The iconic Japanese print ‘The Great Wave’ (1830-1832) broke auction records when it sold for nearly $2.8 million on Tuesday March 21. Christie’s originally pegged the price estimate at $500,000 to $700,000. The final selling price of the print was higher than any Hokusai piece previously sold at auction.
Created by master printmaker Katsushika Hokusai and officially titled “Under the Wave off Kanagawa”, the print auctioned by Christie’s was one of the highest qualities. circulating versions not already acquired by a museum. This first impression featured sharp lines in the rolling waves and clear demarcations between sky and cloud formations.
“The recent record-breaking auction of ‘The Great Wave’ print is a rare and very early impression of the print, and one of the best prints of this print in existence,” Jacqueline Chao, Art Curator Asian at the Dallas Museum of Art, confirmed to Hyperallergic.
The artwork’s fame, immaculate condition and low estimate created the perfect storm for a record auction, potentially attracting a wider range of buyers. While experts estimate there may have been as many as 8,000, only 200 original prints remain, making the version up for auction at Christie’s all the more remarkable.

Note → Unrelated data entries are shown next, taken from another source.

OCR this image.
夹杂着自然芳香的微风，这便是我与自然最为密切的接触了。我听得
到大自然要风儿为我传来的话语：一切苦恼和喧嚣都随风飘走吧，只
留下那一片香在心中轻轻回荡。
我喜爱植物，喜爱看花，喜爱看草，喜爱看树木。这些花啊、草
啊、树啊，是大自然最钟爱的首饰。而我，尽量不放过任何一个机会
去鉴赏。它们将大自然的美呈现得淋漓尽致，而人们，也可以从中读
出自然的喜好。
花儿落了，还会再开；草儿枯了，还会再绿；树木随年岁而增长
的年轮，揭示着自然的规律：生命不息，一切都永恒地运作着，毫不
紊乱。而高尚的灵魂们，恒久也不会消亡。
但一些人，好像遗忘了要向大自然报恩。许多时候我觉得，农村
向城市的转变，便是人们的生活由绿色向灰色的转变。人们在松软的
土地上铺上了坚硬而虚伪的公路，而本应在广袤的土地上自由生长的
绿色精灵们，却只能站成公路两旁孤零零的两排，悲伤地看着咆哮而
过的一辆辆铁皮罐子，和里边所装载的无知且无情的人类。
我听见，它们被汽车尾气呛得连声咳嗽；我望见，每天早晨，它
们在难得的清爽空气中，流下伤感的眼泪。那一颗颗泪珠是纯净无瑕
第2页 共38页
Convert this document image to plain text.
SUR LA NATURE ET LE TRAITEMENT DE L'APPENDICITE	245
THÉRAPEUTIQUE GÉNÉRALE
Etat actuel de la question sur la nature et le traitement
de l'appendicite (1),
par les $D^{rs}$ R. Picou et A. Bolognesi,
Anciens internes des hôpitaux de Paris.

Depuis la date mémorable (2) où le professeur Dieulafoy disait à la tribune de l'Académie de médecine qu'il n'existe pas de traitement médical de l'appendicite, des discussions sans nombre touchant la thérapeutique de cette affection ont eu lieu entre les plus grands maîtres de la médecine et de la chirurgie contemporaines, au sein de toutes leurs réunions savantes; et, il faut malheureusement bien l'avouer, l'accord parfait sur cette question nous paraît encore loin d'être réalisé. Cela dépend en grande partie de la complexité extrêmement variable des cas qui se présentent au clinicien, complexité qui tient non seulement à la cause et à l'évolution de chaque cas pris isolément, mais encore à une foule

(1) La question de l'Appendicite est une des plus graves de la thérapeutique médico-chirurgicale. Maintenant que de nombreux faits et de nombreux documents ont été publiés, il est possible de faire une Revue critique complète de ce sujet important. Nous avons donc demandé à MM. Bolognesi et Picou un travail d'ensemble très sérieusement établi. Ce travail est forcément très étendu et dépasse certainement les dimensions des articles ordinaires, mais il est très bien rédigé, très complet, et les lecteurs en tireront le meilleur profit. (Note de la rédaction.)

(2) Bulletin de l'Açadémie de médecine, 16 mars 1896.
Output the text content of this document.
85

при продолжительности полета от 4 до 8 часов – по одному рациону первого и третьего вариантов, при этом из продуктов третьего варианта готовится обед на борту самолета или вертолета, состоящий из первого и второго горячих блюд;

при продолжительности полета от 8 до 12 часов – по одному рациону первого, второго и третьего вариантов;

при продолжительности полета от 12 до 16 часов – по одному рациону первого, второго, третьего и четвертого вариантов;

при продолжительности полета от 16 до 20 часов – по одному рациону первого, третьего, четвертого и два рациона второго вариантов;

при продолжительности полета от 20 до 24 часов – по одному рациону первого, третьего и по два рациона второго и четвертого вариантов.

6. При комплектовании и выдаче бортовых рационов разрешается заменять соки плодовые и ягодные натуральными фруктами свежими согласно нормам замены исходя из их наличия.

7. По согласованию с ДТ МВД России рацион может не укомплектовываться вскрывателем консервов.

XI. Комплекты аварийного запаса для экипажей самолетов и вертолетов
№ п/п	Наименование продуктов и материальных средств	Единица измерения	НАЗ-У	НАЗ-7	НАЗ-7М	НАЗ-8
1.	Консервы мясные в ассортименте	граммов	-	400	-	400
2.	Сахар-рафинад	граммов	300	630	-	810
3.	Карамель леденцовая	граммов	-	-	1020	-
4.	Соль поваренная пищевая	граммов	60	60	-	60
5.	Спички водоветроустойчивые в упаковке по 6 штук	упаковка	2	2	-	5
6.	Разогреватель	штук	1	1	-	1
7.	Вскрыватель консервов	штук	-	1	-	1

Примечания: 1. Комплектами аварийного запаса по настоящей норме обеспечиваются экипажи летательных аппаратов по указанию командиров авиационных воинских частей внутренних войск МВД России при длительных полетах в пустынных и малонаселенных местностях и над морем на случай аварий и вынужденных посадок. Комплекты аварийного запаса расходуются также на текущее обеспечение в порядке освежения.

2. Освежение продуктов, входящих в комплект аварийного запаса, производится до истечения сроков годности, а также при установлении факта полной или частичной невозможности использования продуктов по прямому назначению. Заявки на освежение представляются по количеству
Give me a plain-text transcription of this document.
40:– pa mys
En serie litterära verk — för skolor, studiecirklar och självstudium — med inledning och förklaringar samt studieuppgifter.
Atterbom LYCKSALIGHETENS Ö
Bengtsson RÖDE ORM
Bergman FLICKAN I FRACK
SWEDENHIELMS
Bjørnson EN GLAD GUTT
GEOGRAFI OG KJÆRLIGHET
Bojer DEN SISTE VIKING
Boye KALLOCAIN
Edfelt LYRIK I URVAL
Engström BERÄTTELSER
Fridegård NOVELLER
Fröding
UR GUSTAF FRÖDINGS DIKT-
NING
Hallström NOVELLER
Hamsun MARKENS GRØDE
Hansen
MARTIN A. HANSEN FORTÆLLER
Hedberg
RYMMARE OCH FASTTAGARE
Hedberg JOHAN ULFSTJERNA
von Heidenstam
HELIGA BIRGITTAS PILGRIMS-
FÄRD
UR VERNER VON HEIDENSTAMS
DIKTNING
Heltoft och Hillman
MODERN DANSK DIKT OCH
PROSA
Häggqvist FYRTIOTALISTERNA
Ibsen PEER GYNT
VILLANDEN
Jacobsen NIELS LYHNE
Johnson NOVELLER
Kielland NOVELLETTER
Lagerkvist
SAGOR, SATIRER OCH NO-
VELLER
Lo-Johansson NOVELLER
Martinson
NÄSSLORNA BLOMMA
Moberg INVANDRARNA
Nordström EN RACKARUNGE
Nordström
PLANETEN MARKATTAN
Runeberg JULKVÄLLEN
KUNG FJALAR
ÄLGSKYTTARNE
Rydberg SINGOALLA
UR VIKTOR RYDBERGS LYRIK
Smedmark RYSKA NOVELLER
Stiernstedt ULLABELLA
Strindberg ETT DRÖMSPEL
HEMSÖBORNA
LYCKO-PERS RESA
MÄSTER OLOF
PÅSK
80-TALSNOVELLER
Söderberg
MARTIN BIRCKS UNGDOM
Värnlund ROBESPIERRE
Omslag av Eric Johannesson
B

“With the ‘Great Wave’, new buyers arrive unexpectedly,” said Takaaki Murakami, head of Japanese and Korean art at Christie’s New York. the wall street journal. Some dealers wonder if the sale indicates increased interest from younger or newer collectors in well-known prints like Hokusai’s.
Hokusai’s well-regarded work has maintained its prominence over the centuries. Reproductions of “The Great Wave” have been printed on t-shirts, turned into iOS emojis (🌊), recreated as Lego sets, and featured on the cover of the 2022 novel Tomorrow, and tomorrow, and tomorrow by Gabrielle Zevin. During his lifetime, Claude Monet acquired 23 prints and posted several of them on the walls of his house in Giverny. Some works inspired by Hokusai’s wave include Vincent van Gogh’s “The Starry Night” (1889), Roy Lichtenstein’s “Drowning Girl” (1963), and Peter Soriano’s “Untitled (Wave)” (2005/2006); these last two will be part of the next exhibition Hokusai: inspiration and influence at the Museum of Fine Arts (MFA) in Boston, which is scheduled to open March 26. In 2020, manga artist Araki Hirohiko created the attach “The Sky Above the Great Wave off the Kanagawa Coast”, which features the wave, for the Paralympics in Tokyo.
This piece was the first impression in the Thirty-six Views of Mount Fuji series, a study of the mountain and active volcano of Japan. Created during the Edo period (1603–1867) in the history of Japan using a style of woodblock printing called Ukiyo-e, this typically inexpensive print was designed for mass production and would have cost the same as a typically inexpensive meal like a bowl of noodle soup. While popular decorations, woodblock prints like Hokusai’s were not considered fine art in their time. Yet “The Great Wave” stood out when Hokusai first printed the artwork for its use of Prussian blue, a new synthetic dye imported from China and the Netherlands that resisted fading, unlike with indigo or dayflower blues. The entire Fuji series was a hit at the time, expanding the subjects of the genre to include landscapes.
In the print, rowers battle monumental waves threatening to crash as snow-capped Mount Fuji looms in the distance. Sarah Thompson, curator of the Hokusai exhibition at MFA Boston, said Hyperallergic that the wave can symbolize the dichotomy of beauty and terror in nature or serve as a metaphor for overwhelming emotion while the mountain, a sacred place in Japanese culture, could mean hope. Thompson surmises that the print’s strong narrative component continues to make “The Great Wave” so popular.
“Will these three little boats make it home safe and sound, or are they doomed? You can be optimistic or pessimistic about it; personally, I think they’ll be fine,” she said.